Even more unbelievable was what happened to Royce. Marty had been positive nothing could kill Royce short of a nuclear explosion. How the hell had Tequila and that dumb bitch cop managed that one?

It didn’t matter now. All that mattered was getting Tequila.

Marty glanced over at Slake, who was staring at him with a smile as wide as a zebra’s ass.

“What are you looking at?” Marty demanded.

Slake walked over to Marty and stood right in his face, almost nose to nose.

“A first class, pig-headed, asshole,” Slake replied.

Marty’s eyes widened with rage. “What did you say?”

“Marty!” Slake screamed as loud as he could, hoping it would carry into the house. “Don’t do it!”

Then he pulled Marty’s .38 from the Maniac’s waistband and shot him in his ugly, gaping mouth.

Marty Martelli’s last thought—hammering Slake in the face—flew out the back of his head with the rest of his brains. The spray coated Marty’s new Cadillac, which would have pissed the shit out of the Maniac if he hadn’t been already dead.

Even as Marty fell, Slake was kneeling over his former boss, pressing the gun into the Maniac’s dead hand. Now Slake didn’t have to worry about Marty catching Tequila and finding out the truth. Now Slake didn’t have to wait two months after recovering the money to go to Mexico.
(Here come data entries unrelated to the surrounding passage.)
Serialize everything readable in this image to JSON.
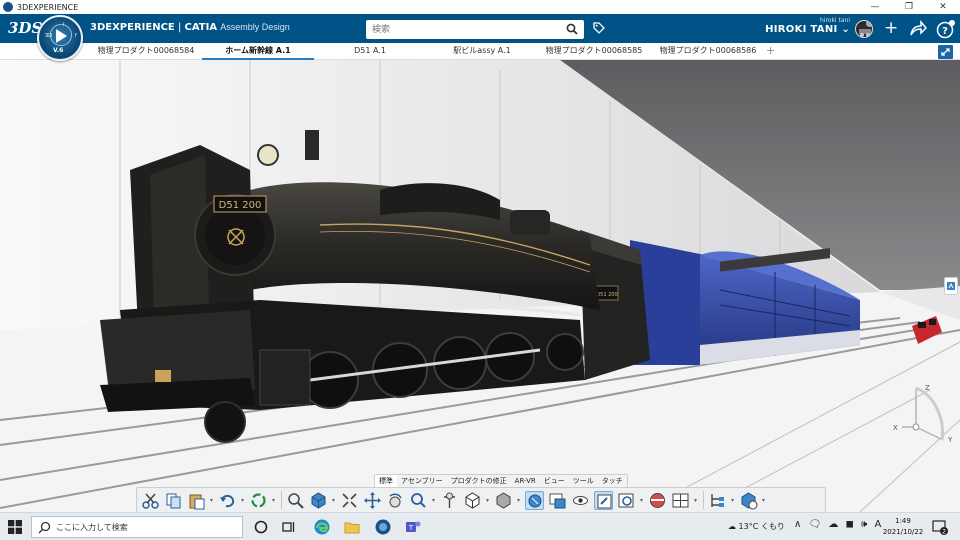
{
  "window": {
    "title": "3DEXPERIENCE",
    "controls": [
      "—",
      "❐",
      "✕"
    ]
  },
  "app": {
    "brand_bold": "3DEXPERIENCE",
    "brand_sep": " | ",
    "brand_product": "CATIA",
    "brand_app": "Assembly Design",
    "compass_version": "V.6",
    "compass_quadrants": [
      "3D",
      "i",
      "f"
    ],
    "search_placeholder": "検索",
    "user_small": "hiroki tani",
    "user_name": "HIROKI TANI"
  },
  "tabs": [
    {
      "label": "物理プロダクト00068584",
      "active": false
    },
    {
      "label": "ホーム新幹線 A.1",
      "active": true
    },
    {
      "label": "D51 A.1",
      "active": false
    },
    {
      "label": "駅ビルassy A.1",
      "active": false
    },
    {
      "label": "物理プロダクト00068585",
      "active": false
    },
    {
      "label": "物理プロダクト00068586",
      "active": false
    }
  ],
  "tab_add": "+",
  "scene": {
    "locomotive_plate": "D51 200",
    "cab_plate": "D51 200",
    "compass_axes": {
      "z": "Z",
      "x": "X",
      "y": "Y"
    },
    "colors": {
      "loco": "#2b2b2b",
      "coaches": "#3b55b5",
      "ceiling": "#6e6e70",
      "floor": "#f4f4f5",
      "express": "#c7262c"
    }
  },
  "action_bar": {
    "tabs": [
      {
        "label": "標準",
        "active": true
      },
      {
        "label": "アセンブリー",
        "active": false
      },
      {
        "label": "プロダクトの修正",
        "active": false
      },
      {
        "label": "AR-VR",
        "active": false
      },
      {
        "label": "ビュー",
        "active": false
      },
      {
        "label": "ツール",
        "active": false
      },
      {
        "label": "タッチ",
        "active": false
      }
    ],
    "tools": [
      "cut-icon",
      "copy-icon",
      "paste-icon",
      "undo-icon",
      "update-icon",
      "zoom-area-icon",
      "fit-all-icon",
      "pan-icon",
      "rotate-icon",
      "zoom-icon",
      "normal-view-icon",
      "iso-view-icon",
      "render-style-icon",
      "shading-icon",
      "capture-icon",
      "hide-show-icon",
      "swap-visible-icon",
      "refresh-icon",
      "material-icon",
      "layout-icon",
      "tree-icon",
      "insert-product-icon"
    ]
  },
  "taskbar": {
    "search_placeholder": "ここに入力して検索",
    "weather": "13°C くもり",
    "tray_icons": "∧ 🗨 ☁ ◼ 🕪 A",
    "time": "1:49",
    "date": "2021/10/22",
    "notif_count": "2"
  }
}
Now Slake would never have to listen to Marty’s fat, ugly mouth ever again.

The guards came rushing in, pistols drawn.

Slake was kneeling next to the body, shock spread across his face.

“I tried to stop him,” he said quietly. “I can’t believe it.”

“Hands in the air!” the first man yelled.

Slake raised up his hands and two men grabbed him, one of them removing Slake’s 9mm from his holster. The man sniffed Slake’s gun and shook his head. The gunpowder smell wasn’t coming from there. He looked down at the pistol in Marty’s hand, still smoking.

“What the hell happened?”

“Tequila got away. After Marty got off the phone he ate his gun. I can’t fucking believe it.”

“Anyone see it?” the man asked.

They all shook their heads. One of them spoke up and said he heard Slake yell for Marty to drop the gun.

“Ah, shit. Someone call Fonti,” the man ordered. “Bring him in the house.”

They took Slake into the living room and sat him on the couch next to Leman’s blood stain. He remained there, guarded by armed men, until Fonti showed up forty minutes later.

Fonti was a short, hairy man in his early sixties. He had great bushy eyebrows and furry ears and a constant twelve o’clock shadow, even after just shaving. He was as ruthless as he was hairy, and he exuded control like only the most powerful men in the world could.

Fonti stared hard into Slake’s eyes, boring into his brain and saying with his look that only the truth would do.

“What happened?” the loan shark asked.

By now every soldier in the county had shown up, and Marty’s living room was filled with Fonti’s men. They were all silent, eyes on Slake.